Hire trainer Hugh Fontaine and begin to buy race horses.
1956
- Needles, of Bonnie Heath Farms, Ocala, first Florida-bred Kentucky Derby and Belmont Stakes winner
- Joe O'Farrell moves to Ocala from Maryland, where he raised horses.
- O'Farrell becomes part-owner of Ocala Stud (formerly Dickey Stables), 993 acres with 21 horses.
- Thoroughbred horse farms in Marion County jump from seven to 21 totaling
8,446 acres.
- Largest farms are Rosemere, Ocala Stud, Shady Lane and Bonnie
Heath Farm.
- Ocala population tops 15,000.
- Bonnie Heath II and Jack Dudley form separate farms.
- P.A.B. Widener III, grandson of Hialeah Race Track's Joseph Widener, buys
6,700 acres.

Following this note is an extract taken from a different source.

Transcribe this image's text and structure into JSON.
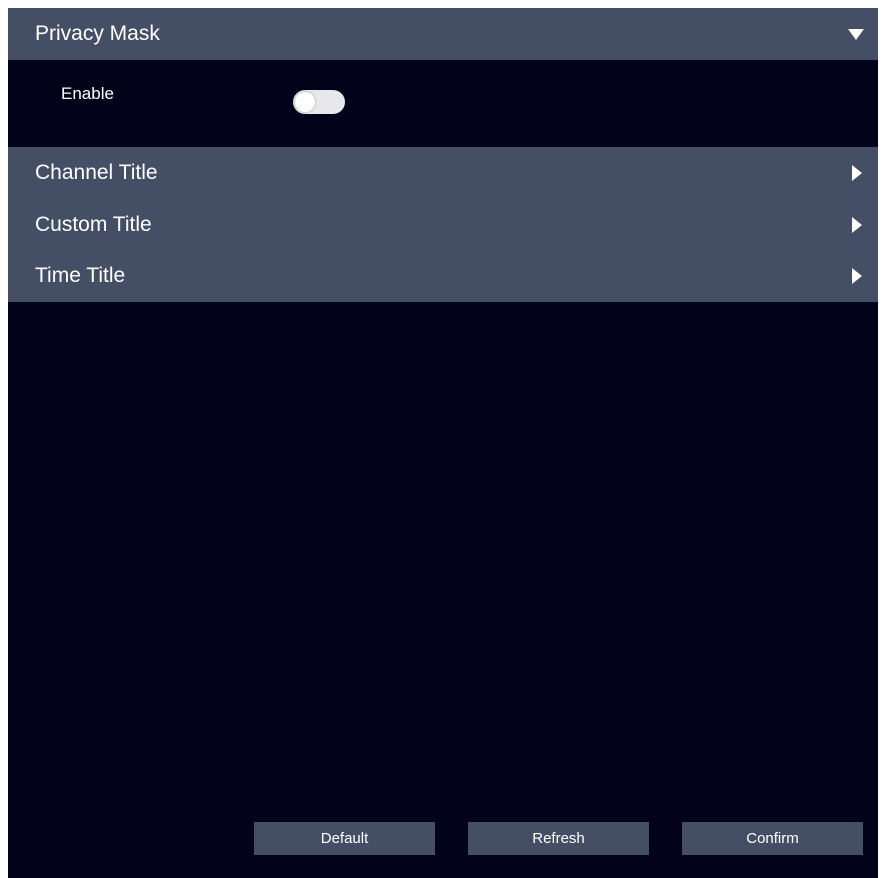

It becomes Live Oak Plantation and boosts Ocala's credibility as a horse-breeding region.
1957
- Feb. 25 - O'Farrell organizes the first two-year-old-in-training sale in the U.S. 37 race horses sold.
- Nov. - Florida Breeders Sales Association (FBSA) founded by O'Farrell, Rose, Heath and Douglas Stewart.
1958
- June - FBSA starts a magazine, The Florida Horse.
1959
- Ocala-bred horses win first four spots in the Florida Breeders' Stakes and Florida Breeders' Futurity.
- News reports say Ocala-bred racehorses are outrunning their pedigrees.
- My Dear Girl of Ocala Stud is first Ocala filly to win the two-year-old filly championship.
- Needles becomes the first national racehorse champion to enter stud outside of Kentucky.
- Dudley's and Heath's decision to stand Needles as a stud in Ocala accelerates breeding in Ocala.